Schaumburg-Lippe (Showm'boorg-Lippeh), a sovereign German principality, lying between Westphalia and Hanover. Area, 131 sq. m.; pop. (1900) 43,132, mostly Lutherans. Some coal is extracted. Capital, Buckeburg (pop. 5186).


Scheldt (Skelt; Fr. Escaut), a river that rises in the French dep. of Aisne, flows north past Cambrai and Valenciennes, and, entering Belgium, passes Tournai, Oudenarde, Ghent, Dendermonde, and Antwerp, receiving the Lys, Dender, and Rupel. Before it reaches the North Sea it is divided by the islands of Beveland (N. and S.) and Walcheren into two great arms, the Wester (on which is Flushing) and the Ooster Scheldt. The river is navigable to Cambrai, 211 miles from its mouth and 56 from its source.


Schellenberg (Shellenberg), a village 9 miles S. of Salzburg, where Marlborough defeated the Austrians in 1704.


Schemnitz (Shem'neetz; Magyar Selmeczbanya), the most famous mining-town of Hungary, in a mountain gorge, 65 miles N. by W. of Pesth. The mines have since Roman times produced gold and silver, copper and lead. Pop. 18,265.
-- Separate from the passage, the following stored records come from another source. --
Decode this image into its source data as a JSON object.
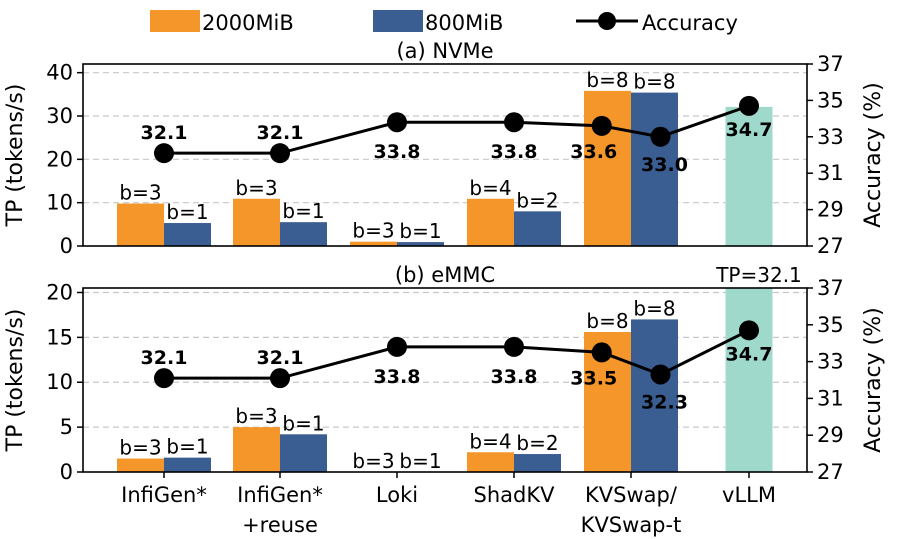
{
  "chart_data": {
    "type": "bar",
    "legend": [
      {
        "name": "2000MiB",
        "kind": "bar",
        "color": "#f5962a"
      },
      {
        "name": "800MiB",
        "kind": "bar",
        "color": "#3a5d92"
      },
      {
        "name": "Accuracy",
        "kind": "line",
        "color": "#000000"
      }
    ],
    "legend_placement": "top",
    "categories": [
      "InfiGen*",
      "InfiGen*\n+reuse",
      "Loki",
      "ShadKV",
      "KVSwap/\nKVSwap-t",
      "vLLM"
    ],
    "vllm_color": "#9fd9cc",
    "panels": [
      {
        "title": "(a) NVMe",
        "ylabel": "TP (tokens/s)",
        "ylim": [
          0,
          42
        ],
        "yticks": [
          0,
          10,
          20,
          30,
          40
        ],
        "y2label": "Accuracy (%)",
        "y2lim": [
          27,
          37
        ],
        "y2ticks": [
          27,
          29,
          31,
          33,
          35,
          37
        ],
        "series": [
          {
            "name": "2000MiB",
            "values": [
              9.8,
              10.9,
              1.0,
              10.9,
              35.8,
              null
            ],
            "labels": [
              "b=3",
              "b=3",
              "b=3",
              "b=4",
              "b=8",
              null
            ]
          },
          {
            "name": "800MiB",
            "values": [
              5.3,
              5.5,
              0.9,
              8.0,
              35.4,
              null
            ],
            "labels": [
              "b=1",
              "b=1",
              "b=1",
              "b=2",
              "b=8",
              null
            ]
          },
          {
            "name": "vLLM",
            "values": [
              null,
              null,
              null,
              null,
              null,
              32.1
            ],
            "labels": [
              null,
              null,
              null,
              null,
              null,
              null
            ]
          }
        ],
        "accuracy": [
          {
            "pos": 0,
            "value": 32.1,
            "label": "32.1"
          },
          {
            "pos": 1,
            "value": 32.1,
            "label": "32.1"
          },
          {
            "pos": 2,
            "value": 33.8,
            "label": "33.8"
          },
          {
            "pos": 3,
            "value": 33.8,
            "label": "33.8"
          },
          {
            "pos": 3.75,
            "value": 33.6,
            "label": "33.6"
          },
          {
            "pos": 4.25,
            "value": 33.0,
            "label": "33.0"
          },
          {
            "pos": 5,
            "value": 34.7,
            "label": "34.7"
          }
        ]
      },
      {
        "title": "(b) eMMC",
        "ylabel": "TP (tokens/s)",
        "ylim": [
          0,
          20.5
        ],
        "yticks": [
          0,
          5,
          10,
          15,
          20
        ],
        "y2label": "Accuracy (%)",
        "y2lim": [
          27,
          37
        ],
        "y2ticks": [
          27,
          29,
          31,
          33,
          35,
          37
        ],
        "series": [
          {
            "name": "2000MiB",
            "values": [
              1.5,
              5.0,
              0.0,
              2.2,
              15.6,
              null
            ],
            "labels": [
              "b=3",
              "b=3",
              "b=3",
              "b=4",
              "b=8",
              null
            ]
          },
          {
            "name": "800MiB",
            "values": [
              1.6,
              4.2,
              0.0,
              2.0,
              17.0,
              null
            ],
            "labels": [
              "b=1",
              "b=1",
              "b=1",
              "b=2",
              "b=8",
              null
            ]
          },
          {
            "name": "vLLM",
            "values": [
              null,
              null,
              null,
              null,
              null,
              32.1
            ],
            "labels": [
              null,
              null,
              null,
              null,
              null,
              "TP=32.1"
            ]
          }
        ],
        "accuracy": [
          {
            "pos": 0,
            "value": 32.1,
            "label": "32.1"
          },
          {
            "pos": 1,
            "value": 32.1,
            "label": "32.1"
          },
          {
            "pos": 2,
            "value": 33.8,
            "label": "33.8"
          },
          {
            "pos": 3,
            "value": 33.8,
            "label": "33.8"
          },
          {
            "pos": 3.75,
            "value": 33.5,
            "label": "33.5"
          },
          {
            "pos": 4.25,
            "value": 32.3,
            "label": "32.3"
          },
          {
            "pos": 5,
            "value": 34.7,
            "label": "34.7"
          }
        ]
      }
    ]
  }
}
Schenectady (Shenek'tady), a city of New York, on the Erie Canal and the south bank of the Mohawk River, 17 miles by rail NW. of Albany. It is the seat of Union University (1795), and contains locomotive works, stove-foundries, woollen and flour mills, etc. Schenectady was settled by the Dutch in 1661. Pop. 31,700.
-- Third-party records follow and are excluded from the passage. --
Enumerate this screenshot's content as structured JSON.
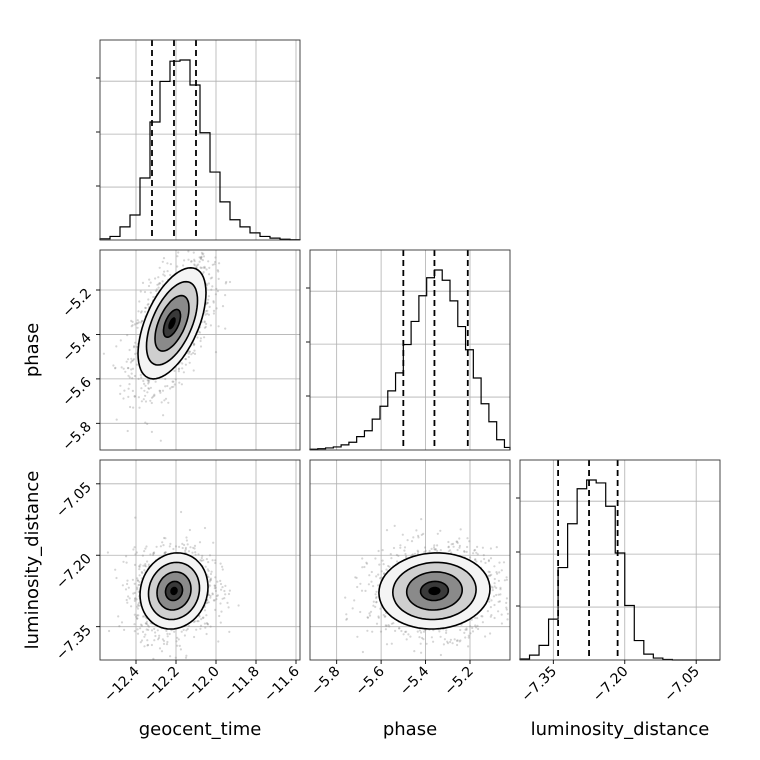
{
  "chart_data": {
    "type": "corner",
    "parameters": [
      "geocent_time",
      "phase",
      "luminosity_distance"
    ],
    "axes": {
      "geocent_time": {
        "label": "geocent_time",
        "range": [
          -12.58,
          -11.58
        ],
        "ticks": [
          -12.4,
          -12.2,
          -12.0,
          -11.8,
          -11.6
        ],
        "tick_labels": [
          "−12.4",
          "−12.2",
          "−12.0",
          "−11.8",
          "−11.6"
        ]
      },
      "phase": {
        "label": "phase",
        "range": [
          -5.92,
          -5.02
        ],
        "ticks": [
          -5.8,
          -5.6,
          -5.4,
          -5.2
        ],
        "tick_labels": [
          "−5.8",
          "−5.6",
          "−5.4",
          "−5.2"
        ]
      },
      "luminosity_distance": {
        "label": "luminosity_distance",
        "range": [
          -7.42,
          -7.0
        ],
        "ticks": [
          -7.35,
          -7.2,
          -7.05
        ],
        "tick_labels": [
          "−7.35",
          "−7.20",
          "−7.05"
        ]
      }
    },
    "marginals": [
      {
        "parameter": "geocent_time",
        "quantiles": [
          -12.32,
          -12.21,
          -12.1
        ],
        "bins": [
          -12.58,
          -12.53,
          -12.48,
          -12.43,
          -12.38,
          -12.33,
          -12.28,
          -12.23,
          -12.18,
          -12.13,
          -12.08,
          -12.03,
          -11.98,
          -11.93,
          -11.88,
          -11.83,
          -11.78,
          -11.73,
          -11.68,
          -11.63,
          -11.58
        ],
        "counts": [
          0.5,
          1.5,
          5.5,
          10.5,
          26,
          49.5,
          66.5,
          75,
          75.5,
          65,
          45,
          28.5,
          16,
          8.5,
          5.5,
          3,
          1.5,
          0.8,
          0.3,
          0.1
        ]
      },
      {
        "parameter": "phase",
        "quantiles": [
          -5.5,
          -5.36,
          -5.21
        ],
        "bins": [
          -5.92,
          -5.885,
          -5.85,
          -5.815,
          -5.78,
          -5.745,
          -5.71,
          -5.675,
          -5.64,
          -5.605,
          -5.57,
          -5.535,
          -5.5,
          -5.465,
          -5.43,
          -5.395,
          -5.36,
          -5.325,
          -5.29,
          -5.255,
          -5.22,
          -5.185,
          -5.15,
          -5.115,
          -5.08,
          -5.045,
          -5.02
        ],
        "counts": [
          0.3,
          0.5,
          0.8,
          1.2,
          2.0,
          3.0,
          5.2,
          7.5,
          12,
          17,
          23,
          30,
          41,
          50,
          60,
          67,
          70,
          66,
          58,
          48,
          39,
          28,
          18,
          11,
          4,
          1
        ]
      },
      {
        "parameter": "luminosity_distance",
        "quantiles": [
          -7.34,
          -7.275,
          -7.215
        ],
        "bins": [
          -7.42,
          -7.4,
          -7.38,
          -7.36,
          -7.34,
          -7.32,
          -7.3,
          -7.28,
          -7.26,
          -7.24,
          -7.22,
          -7.2,
          -7.18,
          -7.16,
          -7.14,
          -7.12,
          -7.1,
          -7.08,
          -7.06,
          -7.04,
          -7.02,
          -7.0
        ],
        "counts": [
          1,
          5,
          15,
          42,
          95,
          140,
          176,
          185,
          182,
          158,
          110,
          56,
          20,
          6,
          2,
          0.5,
          0,
          0,
          0,
          0,
          0
        ]
      }
    ],
    "joint": [
      {
        "x": "geocent_time",
        "y": "phase",
        "mean": [
          -12.22,
          -5.35
        ],
        "sd": [
          0.085,
          0.125
        ],
        "rho": 0.55
      },
      {
        "x": "geocent_time",
        "y": "luminosity_distance",
        "mean": [
          -12.21,
          -7.275
        ],
        "sd": [
          0.085,
          0.04
        ],
        "rho": 0.1
      },
      {
        "x": "phase",
        "y": "luminosity_distance",
        "mean": [
          -5.36,
          -7.275
        ],
        "sd": [
          0.125,
          0.04
        ],
        "rho": 0.05
      }
    ],
    "contour_levels_sigma": [
      0.5,
      1.0,
      1.5,
      2.0
    ],
    "grid": true
  }
}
Scheveningen (Skay'ven-ing-en), a Dutch seaside-resort on the North Sea, now practically part of the Hague, 2 miles NW. Pop. 21,000. Off Scheveningen the Dutch fleet was defeated, and its admiral Tromp killed, by the English under Monk on 8th-10th August 1653.


Schiedam (Skee-damm'), a Dutch town, 2 1/2 miles W. of Rotterdam, and close to the Maas; here Hollands gin is made, in some 300 distilleries. There is a large shipping trade, cooperages, malt-kilns, etc. Pop. 27,500.
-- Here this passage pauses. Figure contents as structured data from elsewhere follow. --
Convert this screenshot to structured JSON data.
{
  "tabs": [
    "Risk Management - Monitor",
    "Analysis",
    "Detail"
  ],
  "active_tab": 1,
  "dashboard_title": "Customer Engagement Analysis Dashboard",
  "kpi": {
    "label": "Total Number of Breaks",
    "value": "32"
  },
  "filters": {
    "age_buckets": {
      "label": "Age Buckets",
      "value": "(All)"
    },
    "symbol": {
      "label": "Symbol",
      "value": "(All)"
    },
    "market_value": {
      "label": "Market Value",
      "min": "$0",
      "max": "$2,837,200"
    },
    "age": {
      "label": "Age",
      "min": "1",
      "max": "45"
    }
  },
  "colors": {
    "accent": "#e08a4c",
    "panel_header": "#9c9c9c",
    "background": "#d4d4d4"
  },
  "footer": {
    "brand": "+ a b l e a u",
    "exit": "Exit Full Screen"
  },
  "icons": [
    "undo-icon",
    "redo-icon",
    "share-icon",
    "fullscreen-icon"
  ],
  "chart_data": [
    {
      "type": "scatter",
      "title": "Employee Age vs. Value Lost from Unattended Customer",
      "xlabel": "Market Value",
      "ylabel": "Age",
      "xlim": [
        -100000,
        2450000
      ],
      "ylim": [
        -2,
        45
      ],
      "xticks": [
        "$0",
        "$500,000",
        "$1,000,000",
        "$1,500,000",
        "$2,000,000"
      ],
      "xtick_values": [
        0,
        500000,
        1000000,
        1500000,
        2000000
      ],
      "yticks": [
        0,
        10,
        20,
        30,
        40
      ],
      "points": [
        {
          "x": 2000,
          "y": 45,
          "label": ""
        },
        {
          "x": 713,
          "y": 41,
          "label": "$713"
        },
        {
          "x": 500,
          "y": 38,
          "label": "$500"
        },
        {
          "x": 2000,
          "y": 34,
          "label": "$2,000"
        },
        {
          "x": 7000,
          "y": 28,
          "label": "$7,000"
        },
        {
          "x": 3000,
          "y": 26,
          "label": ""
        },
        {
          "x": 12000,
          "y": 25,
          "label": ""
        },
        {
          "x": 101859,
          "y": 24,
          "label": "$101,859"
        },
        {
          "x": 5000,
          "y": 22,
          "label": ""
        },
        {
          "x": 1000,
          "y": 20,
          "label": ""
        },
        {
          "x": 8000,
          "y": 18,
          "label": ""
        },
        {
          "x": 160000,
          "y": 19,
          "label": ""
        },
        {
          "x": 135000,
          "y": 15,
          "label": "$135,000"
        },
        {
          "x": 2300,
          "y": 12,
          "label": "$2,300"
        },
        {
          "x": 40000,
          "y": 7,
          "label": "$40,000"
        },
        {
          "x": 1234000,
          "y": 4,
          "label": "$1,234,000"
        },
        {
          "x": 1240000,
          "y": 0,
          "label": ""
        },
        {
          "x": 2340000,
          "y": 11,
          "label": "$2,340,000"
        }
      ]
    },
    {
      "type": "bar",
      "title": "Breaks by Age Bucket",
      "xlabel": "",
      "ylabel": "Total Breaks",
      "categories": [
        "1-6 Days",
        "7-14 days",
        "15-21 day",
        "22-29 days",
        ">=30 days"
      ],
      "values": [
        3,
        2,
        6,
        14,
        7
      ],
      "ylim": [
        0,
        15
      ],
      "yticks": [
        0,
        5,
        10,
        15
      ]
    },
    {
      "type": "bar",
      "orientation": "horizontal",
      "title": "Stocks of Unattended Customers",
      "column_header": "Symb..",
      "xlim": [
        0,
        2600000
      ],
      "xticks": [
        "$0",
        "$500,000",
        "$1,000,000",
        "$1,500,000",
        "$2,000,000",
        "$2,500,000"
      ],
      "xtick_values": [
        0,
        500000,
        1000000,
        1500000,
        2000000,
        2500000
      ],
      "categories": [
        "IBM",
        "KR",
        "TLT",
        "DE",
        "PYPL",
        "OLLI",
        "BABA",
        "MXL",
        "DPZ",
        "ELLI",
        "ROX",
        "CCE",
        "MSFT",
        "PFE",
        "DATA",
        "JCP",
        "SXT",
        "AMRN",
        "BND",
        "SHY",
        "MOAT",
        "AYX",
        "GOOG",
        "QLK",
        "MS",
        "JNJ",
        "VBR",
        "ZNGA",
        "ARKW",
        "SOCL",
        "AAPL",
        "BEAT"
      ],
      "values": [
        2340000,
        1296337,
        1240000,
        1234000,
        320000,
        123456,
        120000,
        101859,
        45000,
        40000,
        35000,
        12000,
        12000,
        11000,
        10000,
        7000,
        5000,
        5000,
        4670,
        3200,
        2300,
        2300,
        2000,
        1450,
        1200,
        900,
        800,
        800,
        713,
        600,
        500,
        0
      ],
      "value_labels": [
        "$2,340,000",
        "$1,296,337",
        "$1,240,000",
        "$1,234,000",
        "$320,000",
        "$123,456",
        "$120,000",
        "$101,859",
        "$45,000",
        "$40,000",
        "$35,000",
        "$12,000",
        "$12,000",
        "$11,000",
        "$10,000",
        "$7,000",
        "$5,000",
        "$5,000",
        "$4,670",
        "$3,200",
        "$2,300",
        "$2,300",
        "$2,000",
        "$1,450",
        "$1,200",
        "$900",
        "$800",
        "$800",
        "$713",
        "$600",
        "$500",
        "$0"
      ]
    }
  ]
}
Schiehallion (Shee-hal'yon; Gael, 'maiden's pap'), an isolated Perthshire mountain (3547 feet), 11 miles WNW. of Aberfeldy. Here, in 1774, Maskelyne fixed the earth's mean density.


Schipka. See Shipka.


Schlangenhad (Shlang'en-bat), a German spa. The Rheingau stands in a wooded valley of the Taunus Mountains, 5 miles W. of Wiesbaden. The water of the baths (82°-90° F.) is used, for the most part externally, in baths, and is helpful in nervous diseases, for women's complaints, and for purifying the skin. Pop. 503. Visitors in the season, 2000. The place gets its name ('snakes' bath') from a harmless snake found there.


Schleswig. See Sleswick.


Schlettstadt (Shlett'stat), a town of Lower Alsace, on the Ill's left bank, 27 miles by rail SSW. of Strasburg, manufacturing wire-gauze. In the 15th century, a free imperial city, it was the seat of a great humanist school. In 1634 the town became French; it was fortified by Vauban in 1676. The Germans, after capturing the town in 1870, razed the fortifications. Here Bucer the Reformer was born. Pop. 9500.